ObjectApiResponse({'name': '070402397dd9', 'cluster_name': 'docker-cluster', 'cluster_uuid': 'KLR0QMTlTsqp3EfL7bVUMQ', 'version': {'number': '8.4.3', 'build_flavor': 'default', 'build_type': 'docker', 'build_hash': '42f05b9372a9a4a470db3b52817899b99a76ee73', 'build_date': '2022-10-04T07:17:24.662462378Z', 'build_snapshot': False, 'lucene_version': '9.3.0', 'minimum_wire_compatibility_version': '7.17.0', 'minimum_index_compatibility_version': '7.0.0'}, 'tagline': 'You Know, for Search'})

In [17]:
index_settings = {
    "settings": {
        "number_of_shards": 1,
        "number_of_replicas": 0
    },
    "mappings": {
        "properties": {
            "text": {"type": "text"},
            "section": {"type": "text"},
            "question": {"type": "text"},
            "course": {"type": "keyword"} 
        }
    }
}

index_name = "course-questions"

es_client.indices.create(index=index_name, body=index_settings)

ObjectApiResponse({'acknowledged': True, 'shards_acknowledged': True, 'index': 'course-questions'})

In [18]:
for doc in tqdm(documents):
    es_client.index(index=index_name, document=doc)

100%|██████████| 948/948 [00:37<00:00, 25.26it/s]


In [19]:
query = "I just discovered the course, can I still join it?"

In [20]:
def elastic_search(query):
    """
    Perform a search on an Elasticsearch index with a specified query.

    This function constructs a search query to match documents containing the given query
    within specified fields ("question", "text", "section") with a boosting factor of 3 for
    the "question" field.
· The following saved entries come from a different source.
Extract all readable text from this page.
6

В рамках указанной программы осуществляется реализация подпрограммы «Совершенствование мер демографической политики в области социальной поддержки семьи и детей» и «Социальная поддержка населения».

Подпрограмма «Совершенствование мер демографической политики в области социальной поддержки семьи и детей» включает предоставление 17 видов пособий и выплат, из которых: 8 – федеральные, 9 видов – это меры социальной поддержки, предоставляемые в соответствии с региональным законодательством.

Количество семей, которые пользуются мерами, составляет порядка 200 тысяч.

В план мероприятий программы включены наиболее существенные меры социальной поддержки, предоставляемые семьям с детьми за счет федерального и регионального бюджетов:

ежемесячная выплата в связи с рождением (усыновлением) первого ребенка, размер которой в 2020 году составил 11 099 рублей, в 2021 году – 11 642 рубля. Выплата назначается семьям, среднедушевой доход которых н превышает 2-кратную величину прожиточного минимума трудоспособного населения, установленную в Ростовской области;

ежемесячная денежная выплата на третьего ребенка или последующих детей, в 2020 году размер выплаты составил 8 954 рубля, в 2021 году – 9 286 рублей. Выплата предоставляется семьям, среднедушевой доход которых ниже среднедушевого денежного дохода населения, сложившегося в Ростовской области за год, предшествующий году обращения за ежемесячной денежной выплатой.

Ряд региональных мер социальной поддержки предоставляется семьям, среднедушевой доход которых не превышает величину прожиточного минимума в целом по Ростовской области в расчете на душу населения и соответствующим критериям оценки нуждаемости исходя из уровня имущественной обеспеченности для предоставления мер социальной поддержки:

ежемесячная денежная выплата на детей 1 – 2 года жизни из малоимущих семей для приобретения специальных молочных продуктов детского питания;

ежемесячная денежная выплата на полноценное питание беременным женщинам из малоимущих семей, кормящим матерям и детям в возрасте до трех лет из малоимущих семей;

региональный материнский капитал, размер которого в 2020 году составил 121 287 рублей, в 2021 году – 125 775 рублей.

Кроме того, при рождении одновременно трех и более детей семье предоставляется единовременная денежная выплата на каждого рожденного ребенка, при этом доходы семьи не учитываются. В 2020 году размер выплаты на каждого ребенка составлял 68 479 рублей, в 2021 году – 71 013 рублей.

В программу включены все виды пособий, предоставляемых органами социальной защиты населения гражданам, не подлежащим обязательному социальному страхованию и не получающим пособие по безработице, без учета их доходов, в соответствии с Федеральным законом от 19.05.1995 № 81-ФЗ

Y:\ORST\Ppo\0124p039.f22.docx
It filters results to only include documents from the "data-engineering-zoomcamp"
    course. The search returns the top 5 matching documents.

    Args:
        query (str): The search query string to match against the index.

    Returns:
        list: A list of documents (dicts) that match the search query. Each document is
              represented as a dictionary containing the fields and values from the search hits.
    """
    
    search_query = {
        "size": 5,
        "query": {
            "bool": {
                "must": {
                    "multi_match": {
                        "query": query,
                        "fields": ["question^3", "text", "section"],
                        "type": "best_fields"
                    }
                },
                "filter": {
                    "term": {
                        "course": "data-engineering-zoomcamp"
                    }
                }
            }
        }
    }
    
    response = es_client.search(index=index_name, body=search_query)
    
    result_docs = []

    for hit in response["hits"]["hits"]:
        result_docs.append(hit["_source"])
    
    return result_docs
    

In [22]:
def rag(query):
    """
    Perform a Retrieval-Augmented Generation (RAG) process to answer a query.

    Args:
        query (str): The query to be answered.

    Returns:
        str: The answer generated by the language model.
    """
    
    search_results = elastic_search(query)
    prompt = build_prompt(query, search_results)
    answer = llm(prompt)
    
    return answer
    

In [25]:
rag(query)

"Yes, even if you don't register, you're still eligible to submit the homeworks. Be aware, however, that there will be deadlines for turning in the final projects. So don't leave everything for the last minute."